Many people say on social media that they are using it to stop the dancing grandmothers from bothering.

- It's stupid.

We don't do anything wrong, we just dance

, we have a good time.

But if they don't let us dance, we'll have to invent another activity.

Groups of retirees dancing and doing gymnastics in the street are counes in Chiina.

Many neighbors complain about the noises caused by the loudspeakers with which they play music.

Any paved corner that is more than 20 square meters is worth the dancing grandmothers - nickname coined in the 90s - to have a good time doing some exercise with background music.

At dawn and at night they appear everywhere

.

In parks, squares, parking lots and even on narrow sidewalks.

The ladies arrive, plant the loudspeaker with the music blasting, and begin to do their choreography.

The so-called square dance, which has its roots in the Cultural Revolution of the 1960s, is one of the most popular pastimes for China's growing population of older people,

especially among retirees

, mostly women.

But trouble came years ago when neighbors began to complain about the noisy activity.

There have been famous episodes such as that of a Wuhan man who

threw feces from the window of his house at the ladies who were dancing in the street because they would not let him sleep

.

In the southern city of Guilin, a guy came out of his house with a BB gun and started shooting at the dancing women.

In Shijiazhuang City, neighbors began to spread stinky tofu, paint and motor oil while the ladies danced.

In China it is common to find retirees exercising outdoors.

Chinese authorities have spent years studying regulating the activity, including fines and penalties in a series of amendments to the law aimed at curbing noise pollution.

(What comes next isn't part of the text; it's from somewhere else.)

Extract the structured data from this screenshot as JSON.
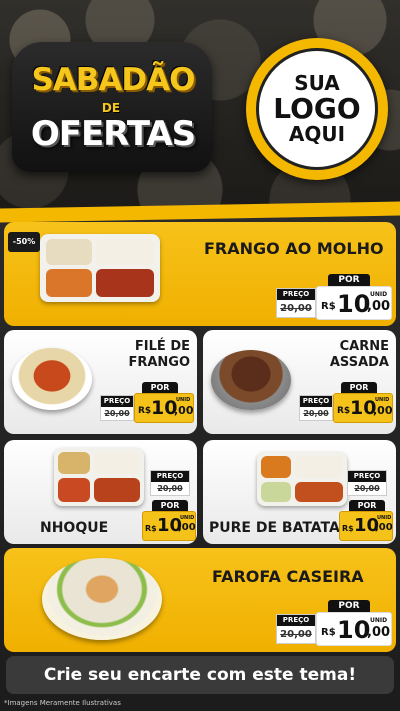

Communities in some cities, such as

Shanghai

, have already installed a noise detection system that issues warnings when the music is too loud.

Since late September, to deal with grandmother's dances, a more technological solution has gone viral.

It all started with a video broadcast live by a man presenting what he called the "anti-square dance device."

From the window of his house, on the second floor of a block of flats, the man saw in front of a square full of dancing grandmothers.

She pulled out some kind of flashlight,

flipped a switch, and turned off the speaker the women were listening to

.

On Taobao, the electronic commerce platform of the Alibaba group, comparable to the Chinese version of eBay, you can find the device,

capable of deactivating a speaker remotely

, for prices ranging from 12 euros to 40.

"

It is an infrared decoder

, which weighs 128 grams and has a built-in lithium battery. It has a smart chip to interfere with the audio in speakers with remote control and Bluetooth at a distance of 50 to 80 meters", explained one of the manufacturers to the Chinese newspaper The Paper.

Advertisement for the remote control in the shape of a flashlight that has become popular for sale to turn off the speakers of groups of retirees who dance and do gymnastics.

Vice News, in a recent report, interviewed a man identified as Han Lei, a resident of the central province of Henan, who confessed to wearing the device since March.

He said that one night he managed to

turn off the music of 36 groups of dancing grandmothers

.

"

I have successfully repelled most dance groups in my neighborhood

. Calling the police for the noise is useless. They only stop when they think their speakers are not working. And best of all, no one has ever been there. I realized that I was the one who was turning them off, "said Han, the owner of an electronics store where he included in the product catalog the device that turns off the speakers of the dancing grandmothers.

He assures that he has already sold more than 20,000 devices.